To confirm the results using HCD, we compared the data with an electron transfer dissociation with supplemental collisional activation spectrum generated by isolating a broad range of SPP1 ions (m/z 3,600 ± 200) and reacting these ions with fluoranthene radical anions in the linear ion trap for 25 ms. The resulting charge-reduced protein products were dissociated using HCD (normalized collision energy 25%). At lower collision energies than 25%, we could not observe sufficient sequence ion signal. Analysis was repeated in a similar manner as described above, albeit with a single data point.

Lipidation of GAT1

We quantified the abundances of different lipid modifications on GAT1 by analyzing three sets of lipidated sequence ions with distinct charges (y₁₂₃⁵⁺, y₁₅₄⁶⁺, y₂₃₀⁹⁺). Each of these sequence ions was quantified using two IRMPD MS/MS spectra generated by isolating different GAT1 charge states (+18 and +19). For each sequence ion, we simulated the respective isotopic envelope for the fragment with a 16:0, 18:1 or 18:0 lipid attached and convolved the resulting delta functions with a Gaussian point spread function. The intensities of the individual convolved envelopes were varied to fit their sum to the observed data by minimizing the sum of the squared residuals. Standard deviations were calculated from the variance between the abundances derived from individual fits.
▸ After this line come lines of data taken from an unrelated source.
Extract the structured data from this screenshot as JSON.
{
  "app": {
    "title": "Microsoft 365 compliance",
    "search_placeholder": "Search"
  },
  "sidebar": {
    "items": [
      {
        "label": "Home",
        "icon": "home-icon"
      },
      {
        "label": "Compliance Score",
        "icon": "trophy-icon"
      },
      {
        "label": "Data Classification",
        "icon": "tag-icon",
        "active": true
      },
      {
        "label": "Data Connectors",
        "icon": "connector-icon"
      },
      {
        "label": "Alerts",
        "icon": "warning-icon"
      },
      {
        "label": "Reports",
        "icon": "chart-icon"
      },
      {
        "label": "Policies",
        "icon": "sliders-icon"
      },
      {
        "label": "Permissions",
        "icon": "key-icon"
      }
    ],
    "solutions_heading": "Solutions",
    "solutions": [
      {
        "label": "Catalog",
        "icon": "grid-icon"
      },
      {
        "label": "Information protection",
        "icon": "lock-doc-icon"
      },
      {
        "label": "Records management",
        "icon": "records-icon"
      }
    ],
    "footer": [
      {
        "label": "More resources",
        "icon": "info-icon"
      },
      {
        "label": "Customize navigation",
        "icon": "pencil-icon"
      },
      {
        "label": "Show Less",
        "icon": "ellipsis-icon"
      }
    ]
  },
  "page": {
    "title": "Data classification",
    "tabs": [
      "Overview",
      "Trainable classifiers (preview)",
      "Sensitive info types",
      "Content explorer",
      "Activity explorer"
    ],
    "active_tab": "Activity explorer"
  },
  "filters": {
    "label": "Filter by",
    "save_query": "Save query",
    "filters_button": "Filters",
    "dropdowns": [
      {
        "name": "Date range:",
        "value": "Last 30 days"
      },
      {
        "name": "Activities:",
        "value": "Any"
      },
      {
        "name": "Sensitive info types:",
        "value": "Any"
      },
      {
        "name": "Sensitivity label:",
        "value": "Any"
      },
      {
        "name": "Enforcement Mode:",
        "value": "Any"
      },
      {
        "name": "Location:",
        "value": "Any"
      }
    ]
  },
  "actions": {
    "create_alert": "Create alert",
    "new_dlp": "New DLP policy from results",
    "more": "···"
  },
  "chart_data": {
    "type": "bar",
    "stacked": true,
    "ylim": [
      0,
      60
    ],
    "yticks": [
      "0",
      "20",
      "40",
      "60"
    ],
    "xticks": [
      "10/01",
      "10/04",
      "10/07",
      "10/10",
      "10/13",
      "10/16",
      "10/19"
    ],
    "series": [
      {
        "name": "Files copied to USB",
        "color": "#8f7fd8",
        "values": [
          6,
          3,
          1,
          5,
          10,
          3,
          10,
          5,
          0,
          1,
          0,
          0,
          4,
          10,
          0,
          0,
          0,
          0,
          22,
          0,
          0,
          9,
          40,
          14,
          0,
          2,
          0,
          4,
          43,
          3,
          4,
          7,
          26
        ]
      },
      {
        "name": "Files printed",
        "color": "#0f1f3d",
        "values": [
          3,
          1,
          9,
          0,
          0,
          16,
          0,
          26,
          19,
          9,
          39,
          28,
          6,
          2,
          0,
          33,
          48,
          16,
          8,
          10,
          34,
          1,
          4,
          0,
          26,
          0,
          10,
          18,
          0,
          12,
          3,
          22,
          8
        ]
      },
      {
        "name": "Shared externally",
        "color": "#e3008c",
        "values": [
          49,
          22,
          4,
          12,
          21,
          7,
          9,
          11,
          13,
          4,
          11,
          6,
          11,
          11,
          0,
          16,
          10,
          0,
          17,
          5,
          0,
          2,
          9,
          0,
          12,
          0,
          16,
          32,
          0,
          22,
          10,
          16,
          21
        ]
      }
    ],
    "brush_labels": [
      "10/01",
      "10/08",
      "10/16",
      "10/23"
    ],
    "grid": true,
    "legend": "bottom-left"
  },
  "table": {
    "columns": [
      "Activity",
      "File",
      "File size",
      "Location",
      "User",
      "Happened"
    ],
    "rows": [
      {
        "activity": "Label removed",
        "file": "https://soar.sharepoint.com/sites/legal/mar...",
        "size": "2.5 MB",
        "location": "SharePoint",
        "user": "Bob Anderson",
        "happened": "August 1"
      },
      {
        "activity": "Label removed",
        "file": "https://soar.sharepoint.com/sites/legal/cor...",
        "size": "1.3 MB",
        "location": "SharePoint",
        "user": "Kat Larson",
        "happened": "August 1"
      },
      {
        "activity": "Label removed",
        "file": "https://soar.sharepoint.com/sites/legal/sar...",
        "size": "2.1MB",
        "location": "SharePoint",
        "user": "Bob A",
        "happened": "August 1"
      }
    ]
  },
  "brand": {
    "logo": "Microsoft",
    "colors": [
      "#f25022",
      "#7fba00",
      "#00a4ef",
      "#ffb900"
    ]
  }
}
To derive the abundances of free fatty acids, we isolated lipids from the HEK293 cells used for GAT1 expression (n = 3) with the Bligh and Dyer method¹⁰⁰. The chloroform phase was isolated, diluted twofold with methanol and analyzed by negative mode electrospray ionization MS using a hybrid quadrupole–linear ion trap–Orbitrap mass spectrometer (Orbitrap Eclipse; Thermo Fisher Scientific) equipped with a static nESI source. Fatty acids were assigned based on their intact mass with a 2-ppm tolerance. The response factors of all fatty acids were assumed to be equal.

Structural modeling of lipidated GAT1

We used COOT v.0.9.8.92 (ref. ¹⁰¹) to model palmitoyl cysteine and a PtdEtn lipid into a high-resolution EM map of human GAT1 (EMD-33674, PDB 7Y7Y). Figures were prepared using Pymol v.3.0.0 (Schrodinger) and UCSF ChimeraX v.1.5 (ref. ¹⁰²).

Reporting summary

Further information on research design is available in the Nature Portfolio Reporting Summary linked to this article.